Le programme du candidat putatif à l’élection présidentielle de 2022 n’avait rien à envier à l’aile dure de son parti en matière migratoire. N’hésitant pas à rompre avec son étiquette pro-européenne, il avait ainsi appelé à « retrouver une souveraineté juridique pour ne plus être soumis aux arrêts de la Cour de justice de l’Union européenne ou de la Cour européenne des droits de l’homme ». Fort semblable à celles des brexiters, cette tirade avait sidéré les europhiles… mais ravi les plus souverainistes de son camp. « Comme négociateur européen du Brexit, il défendait bec et ongles la primauté de la Cour de justice de l’UE et de la CEDH », avait ironisé l’eurodéputée Nathalie Loiseau.

8. Régulateur

Appelé à la Commission européenne en 2010, un an après la chute de Lehman Brothers, Barnier s’est aussi forgé une solide expérience de régulateur.
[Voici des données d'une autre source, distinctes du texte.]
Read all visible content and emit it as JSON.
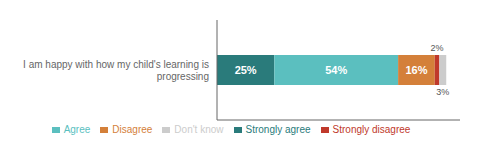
{
  "chart_data": {
    "type": "bar",
    "orientation": "horizontal",
    "stacked": true,
    "categories": [
      "I am happy with how my child's learning is\nprogressing"
    ],
    "series": [
      {
        "name": "Strongly agree",
        "color": "#2a7b7b",
        "values": [
          25
        ],
        "value_labels": [
          "25%"
        ]
      },
      {
        "name": "Agree",
        "color": "#5bbfbf",
        "values": [
          54
        ],
        "value_labels": [
          "54%"
        ]
      },
      {
        "name": "Disagree",
        "color": "#d4803a",
        "values": [
          16
        ],
        "value_labels": [
          "16%"
        ]
      },
      {
        "name": "Strongly disagree",
        "color": "#c0392b",
        "values": [
          2
        ],
        "value_labels": [
          "2%"
        ]
      },
      {
        "name": "Don't know",
        "color": "#cccccc",
        "values": [
          3
        ],
        "value_labels": [
          "3%"
        ]
      }
    ],
    "xlim": [
      0,
      106
    ],
    "data_labels": true,
    "tick_labels": "y",
    "grid": false,
    "legend": "bottom"
  }
}
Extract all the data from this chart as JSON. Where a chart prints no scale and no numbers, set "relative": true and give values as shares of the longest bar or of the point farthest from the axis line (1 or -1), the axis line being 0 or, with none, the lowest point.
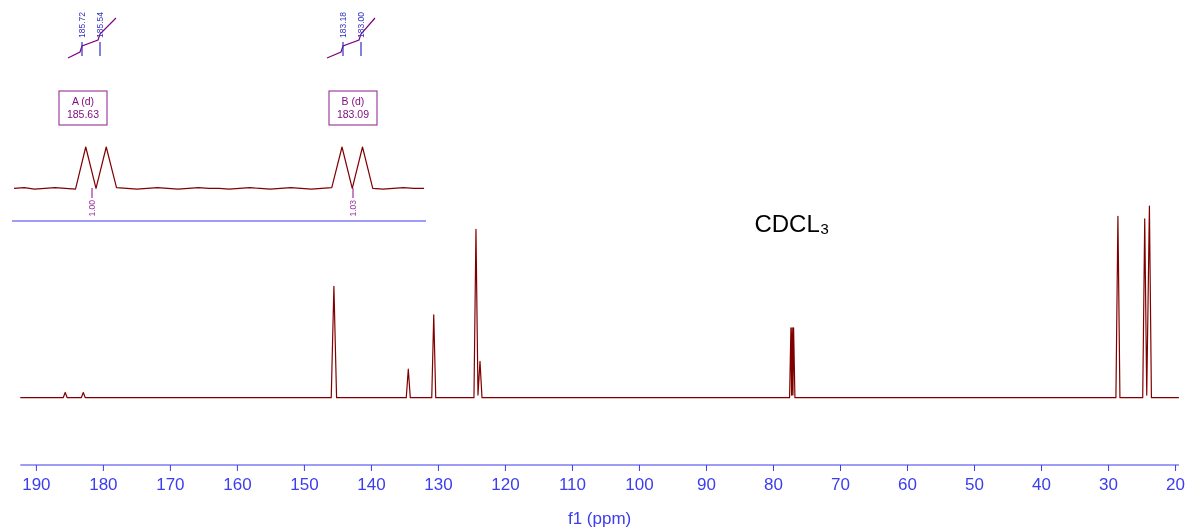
{
  "chart_data": [
    {
      "type": "line",
      "relative": true,
      "xlabel": "f1 (ppm)",
      "xlim": [
        192.4,
        19.5
      ],
      "xticks": [
        190,
        180,
        170,
        160,
        150,
        140,
        130,
        120,
        110,
        100,
        90,
        80,
        70,
        60,
        50,
        40,
        30,
        20
      ],
      "line_style": "solid",
      "series": [
        {
          "color": "#800000",
          "x": [
            192.4,
            186.0,
            185.7,
            185.4,
            183.3,
            183.0,
            182.7,
            146.0,
            145.6,
            145.2,
            134.8,
            134.5,
            134.2,
            131.0,
            130.7,
            130.4,
            124.7,
            124.4,
            124.1,
            123.8,
            123.5,
            77.6,
            77.4,
            77.3,
            77.2,
            77.1,
            77.0,
            76.8,
            28.9,
            28.6,
            28.3,
            24.9,
            24.6,
            24.3,
            23.9,
            23.6,
            19.5
          ],
          "values": [
            0.26,
            0.26,
            0.28,
            0.26,
            0.26,
            0.28,
            0.26,
            0.26,
            0.69,
            0.26,
            0.26,
            0.37,
            0.26,
            0.26,
            0.58,
            0.26,
            0.26,
            0.91,
            0.27,
            0.4,
            0.26,
            0.26,
            0.53,
            0.27,
            0.53,
            0.27,
            0.53,
            0.26,
            0.26,
            0.96,
            0.26,
            0.26,
            0.95,
            0.27,
            1,
            0.26,
            0.26
          ]
        }
      ],
      "annotations": [
        "CDCL₃"
      ]
    },
    {
      "type": "line",
      "relative": true,
      "line_style": "solid",
      "categories": [
        null,
        null,
        null,
        null,
        null,
        null,
        null,
        null,
        null,
        null,
        null,
        null,
        null,
        null,
        null,
        null,
        null,
        null,
        null,
        null,
        null,
        null,
        null,
        null,
        null,
        null,
        null,
        null,
        null,
        null,
        null,
        null,
        null,
        null,
        null,
        null,
        null,
        null,
        null,
        null,
        null
      ],
      "series": [
        {
          "color": "#800000",
          "values": [
            0.44,
            0.45,
            0.43,
            0.44,
            0.45,
            0.44,
            0.43,
            1,
            0.44,
            1,
            0.45,
            0.44,
            0.43,
            0.44,
            0.45,
            0.44,
            0.43,
            0.44,
            0.45,
            0.44,
            0.44,
            0.43,
            0.44,
            0.45,
            0.44,
            0.43,
            0.44,
            0.45,
            0.44,
            0.43,
            0.44,
            0.45,
            1,
            0.44,
            1,
            0.44,
            0.43,
            0.44,
            0.45,
            0.44,
            0.44
          ]
        }
      ],
      "annotations": [
        "185.72",
        "185.54",
        "183.18",
        "183.00",
        "A (d)\n185.63",
        "B (d)\n183.09",
        "1.00",
        "1.03"
      ]
    }
  ]
}
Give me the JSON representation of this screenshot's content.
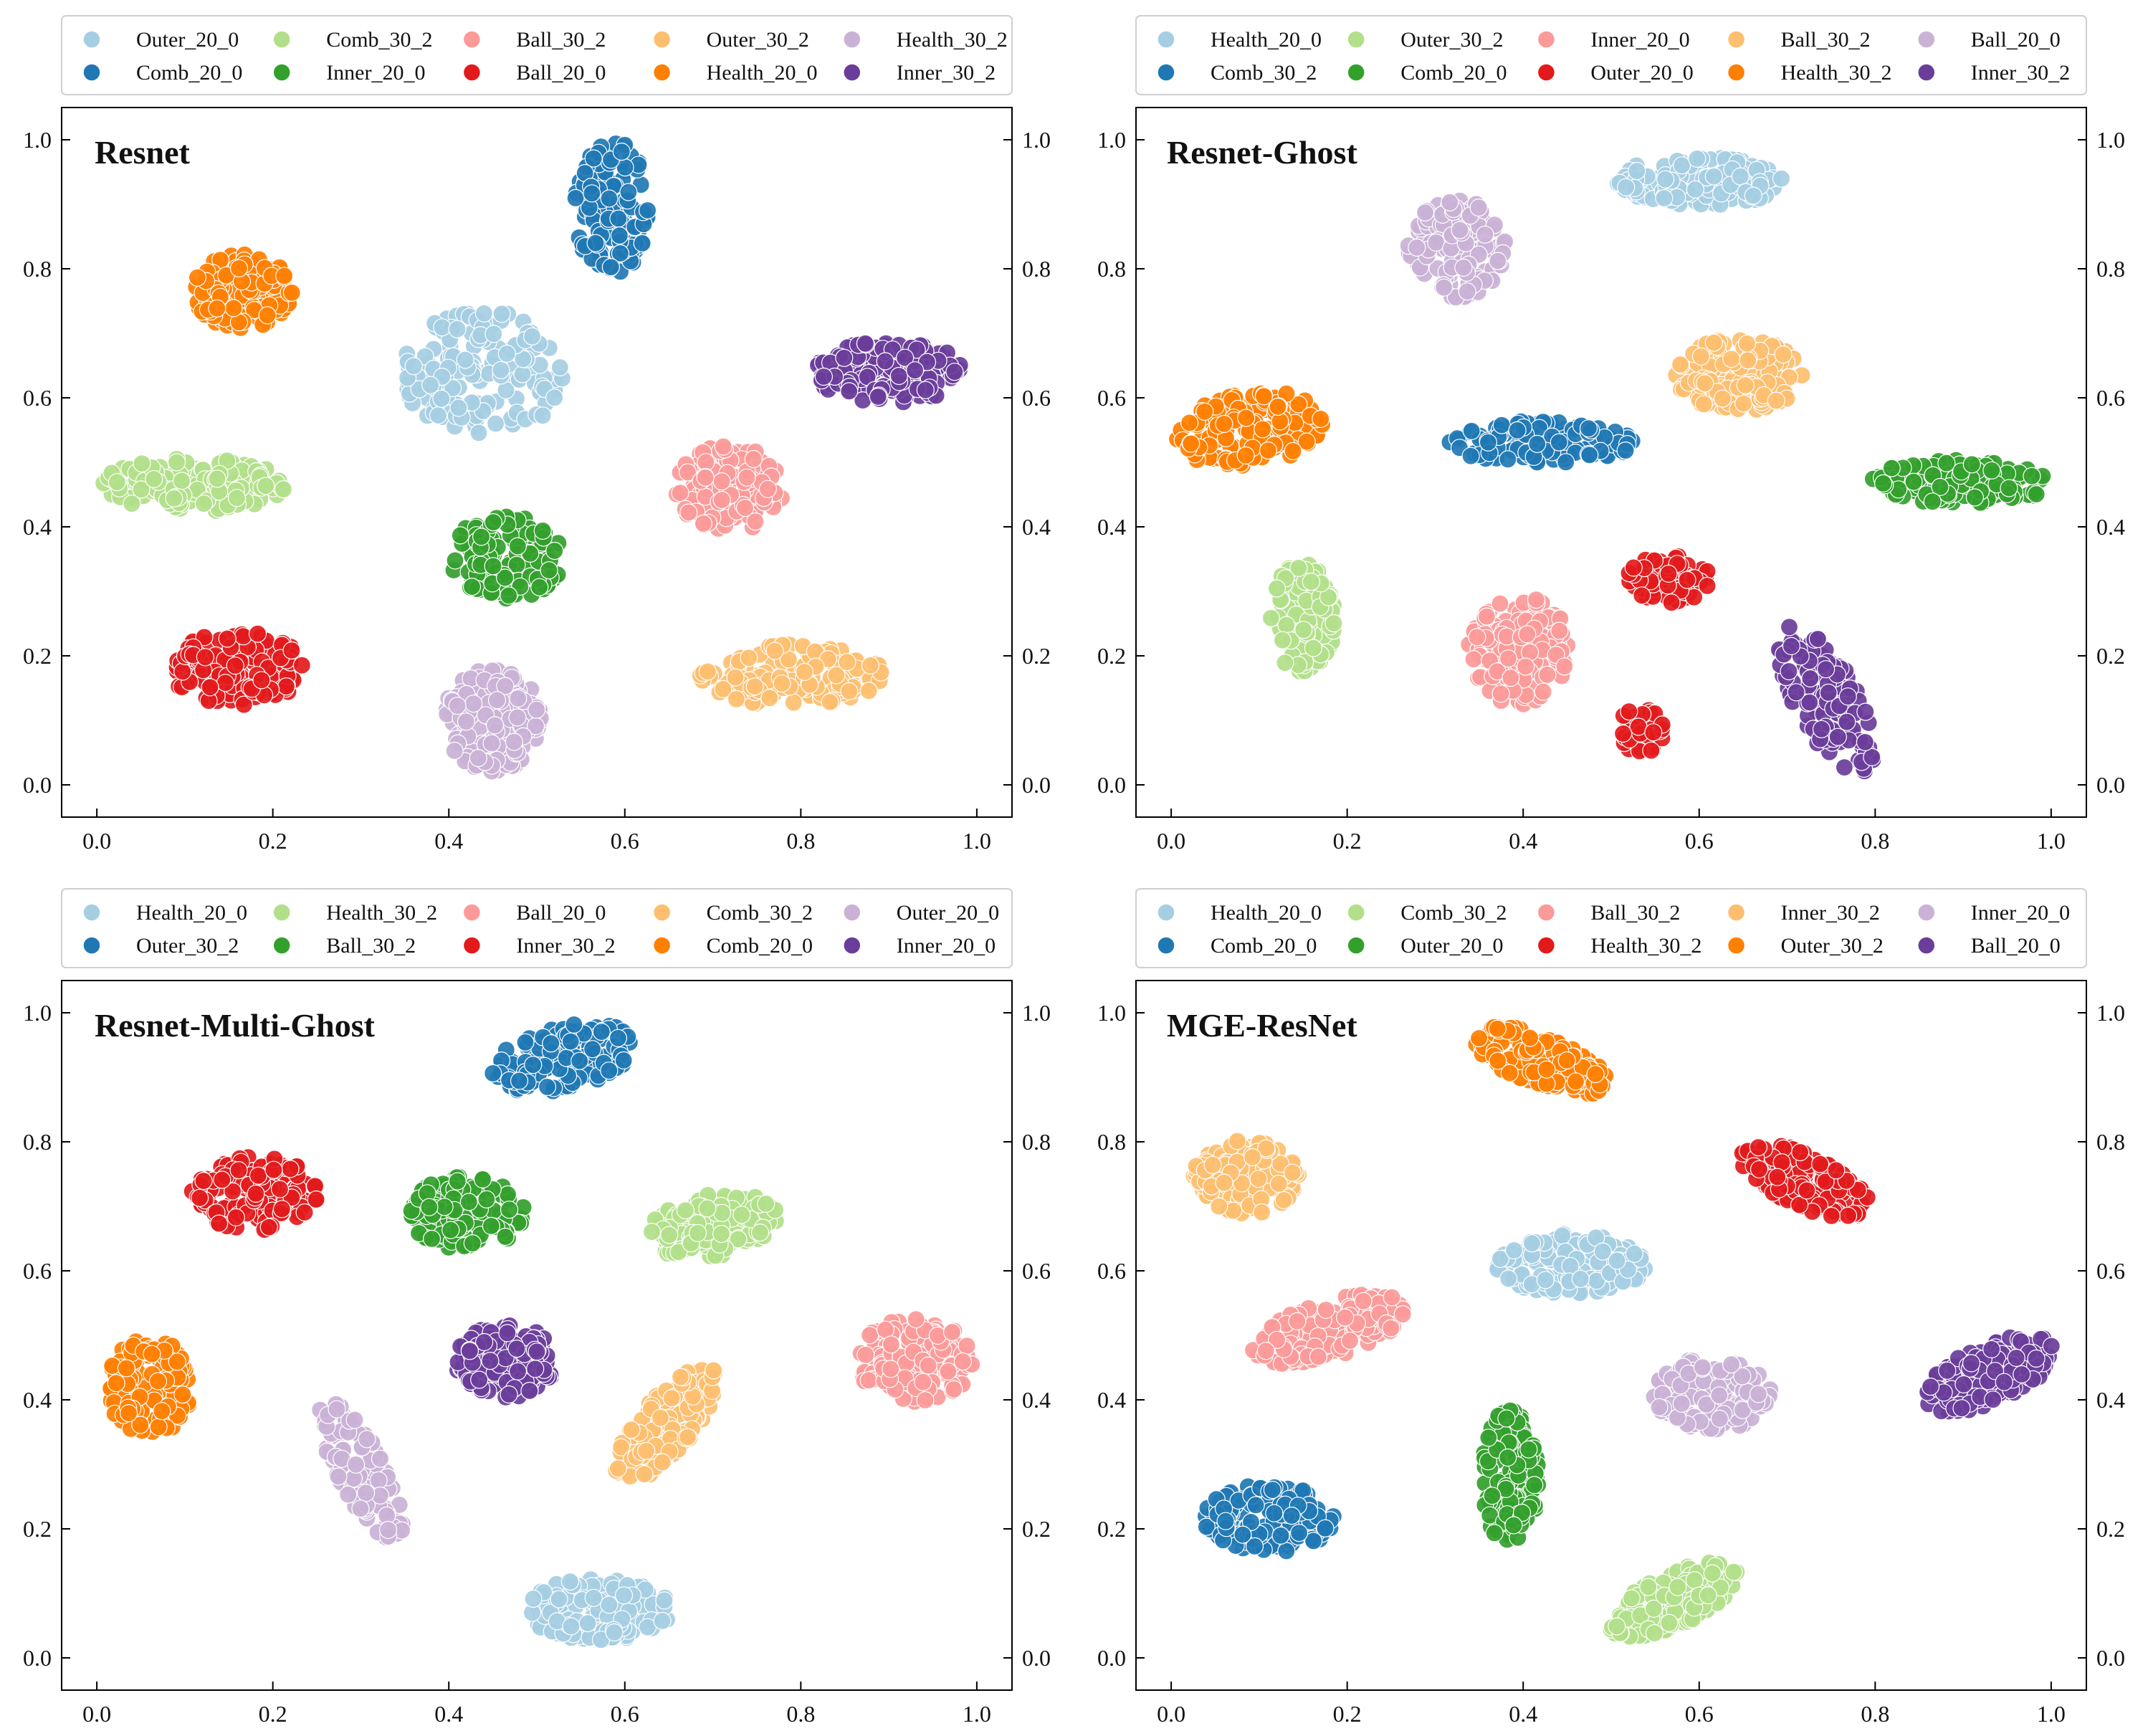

Du haut de son mètre quatre-vingt-dix, il s’était attelé à sa feuille de route : donner un cadre nouveau à la finance. Au plus fort de la crise, un tiers des textes présentés par la Commission venaient de ses services. « Ça aussi, ça lui a conféré une stature d’homme d’Etat, disait alors l’ex-député Didier Quentin. Reste maintenant à casser son image de techno. »

9. Œcuménique

Très copain avec Laurent Wauquiez, Barnier a maintenu de solides réseaux dans sa famille politique malgré ses multiples déchirements. Soutien de Bruno Le Maire à la primaire de 2016, il avait été rejoint pour sa campagne de 2021 par les actuels députés Olivier Marleix (sarkoziste historique), Patrick Hetzel et Emilie Bonnivard. Il avait aussi enrôlé les ex-fillonnistes Pierre Danon et Arnaud de Montlaur qui s’étaient occupés de son financement et avait choisi la chiraquienne Marie-Claire Carrère-Gée comme directrice de campagne.

10. Passéiste

Chirac le surnommait « le prof de ski » – une référence à son amitié avec Jean-Claude Killy, avec qui il s’était lancé dans l’aventure de la candidature d’Albertville aux JO d’hiver de 1992, ce qui ne le rajeunit pas… Ses adversaires n’auront pas de mal à souligner la propension de Michel Barnier à « parler sans cesse du passé », comme on le reconnaît jusque chez ses amis. « Michel était un peu plus vieux quand il était jeune et un peu plus jeune quand il est devenu vieux », se marrait, voilà quelques années, Jean-Pierre Raffarin, qui fut son copain de promo à « Sup de Co ». Jeudi matin, le député du RN Jean-Philippe Tanguy a méchamment réagi à l’hypothèse Barnier, en estimant « qu’on fait du Jurassic Park en permanence en allant rechercher des fossiles à qui on essaye de redonner vie. M. Barnier est non seulement fossile, mais fossilisé de la vie politique ». Ça commence bien. Bienvenue dans l’enfer de Matignon.